Despite an apparently small public debt, Afghanistan's budget situation is anything but sustainable. 70% of the budget depends on international aid and the public deficit (excluding grants) is predicted to grow to around 10% of GDP. Nonetheless, the authorities, in partnership with international organizations, have drawn up an action plan aimed at several sections of the economy (water management, job creation outside the agriculture sector, etc.) in order to diversify and strengthen the economy. Better fiscal administration should gradually boost tax receipts (+20% in 2015) and in turn, reduce reliance on international aid. In addition, mining (where progress has been hampered by insecurity and the lack of adequate infrastructure) could be a promising source of tax receipts.

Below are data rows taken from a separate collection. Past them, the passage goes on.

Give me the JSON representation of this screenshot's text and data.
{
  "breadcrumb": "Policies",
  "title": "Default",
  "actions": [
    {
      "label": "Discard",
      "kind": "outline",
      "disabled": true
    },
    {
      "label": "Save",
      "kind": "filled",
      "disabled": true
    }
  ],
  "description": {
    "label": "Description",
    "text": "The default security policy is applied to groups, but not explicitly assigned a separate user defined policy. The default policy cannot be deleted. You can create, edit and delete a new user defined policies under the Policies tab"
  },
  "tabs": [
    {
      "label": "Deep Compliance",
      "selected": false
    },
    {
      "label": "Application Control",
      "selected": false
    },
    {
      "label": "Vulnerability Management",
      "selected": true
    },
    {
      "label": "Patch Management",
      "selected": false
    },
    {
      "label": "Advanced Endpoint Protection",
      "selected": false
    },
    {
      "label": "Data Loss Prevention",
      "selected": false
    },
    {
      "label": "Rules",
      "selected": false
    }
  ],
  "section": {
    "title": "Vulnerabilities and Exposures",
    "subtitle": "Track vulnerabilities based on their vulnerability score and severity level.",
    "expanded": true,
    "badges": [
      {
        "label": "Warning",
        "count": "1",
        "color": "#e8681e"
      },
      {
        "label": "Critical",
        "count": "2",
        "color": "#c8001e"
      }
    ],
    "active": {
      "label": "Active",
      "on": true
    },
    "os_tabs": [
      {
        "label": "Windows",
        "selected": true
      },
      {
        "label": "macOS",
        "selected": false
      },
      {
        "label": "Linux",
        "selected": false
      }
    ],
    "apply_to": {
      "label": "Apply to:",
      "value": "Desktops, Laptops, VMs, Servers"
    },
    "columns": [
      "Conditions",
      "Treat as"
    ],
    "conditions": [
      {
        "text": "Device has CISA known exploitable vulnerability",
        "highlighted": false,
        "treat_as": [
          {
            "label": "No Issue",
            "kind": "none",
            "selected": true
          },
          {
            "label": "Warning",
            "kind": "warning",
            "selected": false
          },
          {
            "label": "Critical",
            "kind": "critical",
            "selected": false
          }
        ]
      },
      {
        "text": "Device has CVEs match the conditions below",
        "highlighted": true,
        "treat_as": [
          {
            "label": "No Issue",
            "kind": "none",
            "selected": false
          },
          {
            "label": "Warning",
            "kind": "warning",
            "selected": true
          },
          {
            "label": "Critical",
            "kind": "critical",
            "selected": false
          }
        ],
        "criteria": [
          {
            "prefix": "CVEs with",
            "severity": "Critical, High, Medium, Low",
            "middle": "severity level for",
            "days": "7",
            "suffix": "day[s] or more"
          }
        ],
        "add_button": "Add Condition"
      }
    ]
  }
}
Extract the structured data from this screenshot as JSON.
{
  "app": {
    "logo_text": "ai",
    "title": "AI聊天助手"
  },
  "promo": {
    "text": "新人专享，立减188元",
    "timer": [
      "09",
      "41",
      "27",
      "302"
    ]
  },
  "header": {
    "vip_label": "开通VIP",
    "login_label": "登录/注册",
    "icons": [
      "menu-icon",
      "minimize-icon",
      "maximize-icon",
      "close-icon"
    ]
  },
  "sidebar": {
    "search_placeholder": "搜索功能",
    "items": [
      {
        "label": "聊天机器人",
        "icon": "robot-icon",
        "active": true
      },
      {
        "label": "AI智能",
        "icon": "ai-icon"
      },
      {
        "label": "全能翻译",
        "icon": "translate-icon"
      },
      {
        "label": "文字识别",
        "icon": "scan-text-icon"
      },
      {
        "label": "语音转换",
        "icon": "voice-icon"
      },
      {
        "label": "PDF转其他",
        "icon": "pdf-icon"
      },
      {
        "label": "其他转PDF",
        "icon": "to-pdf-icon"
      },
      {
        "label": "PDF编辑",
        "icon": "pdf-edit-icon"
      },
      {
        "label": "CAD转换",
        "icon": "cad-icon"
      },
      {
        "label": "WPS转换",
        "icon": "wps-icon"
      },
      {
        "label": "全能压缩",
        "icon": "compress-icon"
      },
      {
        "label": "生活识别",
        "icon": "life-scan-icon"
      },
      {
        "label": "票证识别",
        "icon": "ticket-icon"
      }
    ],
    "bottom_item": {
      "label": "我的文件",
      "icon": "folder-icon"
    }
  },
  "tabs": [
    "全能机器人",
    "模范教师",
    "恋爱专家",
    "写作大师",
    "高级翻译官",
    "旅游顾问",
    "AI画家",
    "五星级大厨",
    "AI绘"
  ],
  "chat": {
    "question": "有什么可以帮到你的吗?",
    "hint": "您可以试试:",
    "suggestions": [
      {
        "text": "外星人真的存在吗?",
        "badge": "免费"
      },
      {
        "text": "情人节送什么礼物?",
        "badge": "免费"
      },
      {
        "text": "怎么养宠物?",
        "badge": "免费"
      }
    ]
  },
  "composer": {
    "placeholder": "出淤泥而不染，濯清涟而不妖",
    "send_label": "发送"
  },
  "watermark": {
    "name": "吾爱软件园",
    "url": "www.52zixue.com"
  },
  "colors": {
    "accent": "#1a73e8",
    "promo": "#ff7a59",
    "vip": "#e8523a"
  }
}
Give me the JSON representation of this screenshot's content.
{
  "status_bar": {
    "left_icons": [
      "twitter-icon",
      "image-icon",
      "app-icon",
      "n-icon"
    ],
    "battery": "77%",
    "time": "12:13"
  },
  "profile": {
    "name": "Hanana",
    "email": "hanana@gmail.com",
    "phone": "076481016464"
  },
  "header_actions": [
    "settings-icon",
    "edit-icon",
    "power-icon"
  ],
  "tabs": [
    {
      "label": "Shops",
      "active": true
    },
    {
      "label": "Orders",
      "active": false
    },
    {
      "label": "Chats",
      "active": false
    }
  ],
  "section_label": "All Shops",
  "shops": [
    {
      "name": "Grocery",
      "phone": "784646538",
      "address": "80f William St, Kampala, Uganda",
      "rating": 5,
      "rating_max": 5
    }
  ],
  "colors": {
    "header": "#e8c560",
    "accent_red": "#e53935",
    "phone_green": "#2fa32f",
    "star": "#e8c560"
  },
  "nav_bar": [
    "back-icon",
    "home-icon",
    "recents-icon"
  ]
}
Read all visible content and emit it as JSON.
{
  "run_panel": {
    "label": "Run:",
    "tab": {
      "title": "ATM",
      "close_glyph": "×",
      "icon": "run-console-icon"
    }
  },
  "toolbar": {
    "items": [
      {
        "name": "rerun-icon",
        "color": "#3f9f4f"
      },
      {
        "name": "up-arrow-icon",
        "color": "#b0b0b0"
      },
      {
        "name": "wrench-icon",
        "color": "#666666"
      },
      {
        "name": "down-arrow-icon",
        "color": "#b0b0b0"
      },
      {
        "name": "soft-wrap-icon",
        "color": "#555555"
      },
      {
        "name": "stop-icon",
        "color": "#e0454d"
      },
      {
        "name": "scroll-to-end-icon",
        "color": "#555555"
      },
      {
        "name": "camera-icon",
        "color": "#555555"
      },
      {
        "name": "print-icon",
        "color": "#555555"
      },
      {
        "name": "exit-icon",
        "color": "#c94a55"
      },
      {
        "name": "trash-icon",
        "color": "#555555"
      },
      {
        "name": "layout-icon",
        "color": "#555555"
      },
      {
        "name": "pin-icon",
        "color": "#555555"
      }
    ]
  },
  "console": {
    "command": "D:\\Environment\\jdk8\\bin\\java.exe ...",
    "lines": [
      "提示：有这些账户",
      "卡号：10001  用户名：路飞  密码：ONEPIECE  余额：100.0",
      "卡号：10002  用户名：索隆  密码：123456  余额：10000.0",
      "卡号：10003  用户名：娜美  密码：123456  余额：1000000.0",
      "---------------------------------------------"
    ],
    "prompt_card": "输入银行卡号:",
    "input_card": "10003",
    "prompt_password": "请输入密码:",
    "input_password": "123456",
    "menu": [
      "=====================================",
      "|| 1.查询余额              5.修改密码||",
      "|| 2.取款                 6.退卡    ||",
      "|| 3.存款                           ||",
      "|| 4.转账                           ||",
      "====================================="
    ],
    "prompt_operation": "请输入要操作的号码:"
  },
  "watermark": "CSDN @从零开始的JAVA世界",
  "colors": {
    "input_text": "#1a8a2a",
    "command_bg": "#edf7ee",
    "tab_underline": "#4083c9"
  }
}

However, given the recent deterioration in the security situation, a huge fundraising effort was organized in Brussels in late 2016 and saw 75 countries and 25 international organizations pledge €13.6bn in grants over the period 2017-2020.
The current account balance would be significantly in deficit (36% of GDP) without international support. In 2017, the balance of goods and service will probably remain in deficit (in value terms, imports outweigh exports by about four to one). The economy will probably still be heavily reliant on imports, mainly of capital goods, oil and foodstuffs, while the main exports are dried fruits and carpets.
Apart from the economy, the security situation remains a priority for President Ashraf Ghani, who was elected in September 2014, but it deteriorated sharply in 2016. The Taliban continues to conduct offensives in two-thirds of the country and terrorist attacks in the big cities are on the rise. This situation delayed the withdrawal of foreign troops from Afghanistan (at least 10,000 soldiers are staying on until the end of 2017) in order to help the regular army combat the rise of the Taliban.
Moreover, the increase in international aid is contingent on President Ghani stepping up his fight against corruption. Governance remains a major challenge: the country languishes towards the bottom of international league tables, ranked 183rd out of 190 states according to the World Bank's latest Doing Business survey, and 166th out of 168 according to Transparency International's corruption index.
Internationally, Afghanistan and Turkmenistan have increased bilateral cooperation in the last few years. Several infrastructure projects are being prepared, including a gas pipeline linking the two countries to Pakistan and India, and a large rail network.